From Symbolic to Natural-Language Relations: Rethinking Knowledge Graph Construction in the Era of Large Language Models
Kanyao Han, Yushang Lai

TL;DR
This paper advocates for transitioning from symbolic relation schemas to natural-language relation descriptions in knowledge graphs, leveraging LLMs for more nuanced, context-aware, and flexible relational representations.
Contribution
It introduces a hybrid design approach that maintains a minimal structure while enabling richer, context-sensitive relation representations using natural language.
Findings
Highlights limitations of symbolic relation schemas in KGs.

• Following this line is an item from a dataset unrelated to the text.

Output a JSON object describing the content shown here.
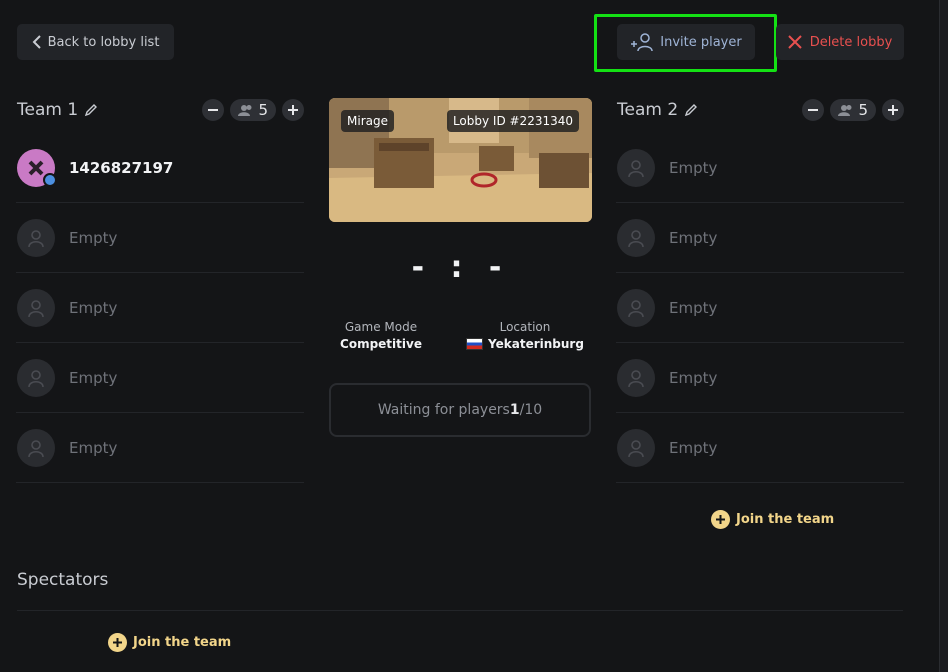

Proposes a shift to natural-language relation descriptions.
Suggests hybrid design principles for flexible KG construction.
Abstract
Knowledge graphs (KGs) have commonly been constructed using predefined symbolic relation schemas, typically implemented as categorical relation labels. This design has notable shortcomings: real-world relations are often contextual, nuanced, and sometimes uncertain, and compressing it into discrete relation labels abstracts away critical semantic detail. Nevertheless, symbolic-relation KGs remain widely used because they have been operationally effective and broadly compatible with pre-LLM downstream models and algorithms, in which KG knowledge could be retrieved or encoded into quantified features and embeddings at scale. The emergence of LLMs has reshaped how knowledge is created and consumed. LLMs support scalable synthesis of domain facts directly in concise natural language, and prompting-based inference favors context-rich free-form text over quantified representations. This…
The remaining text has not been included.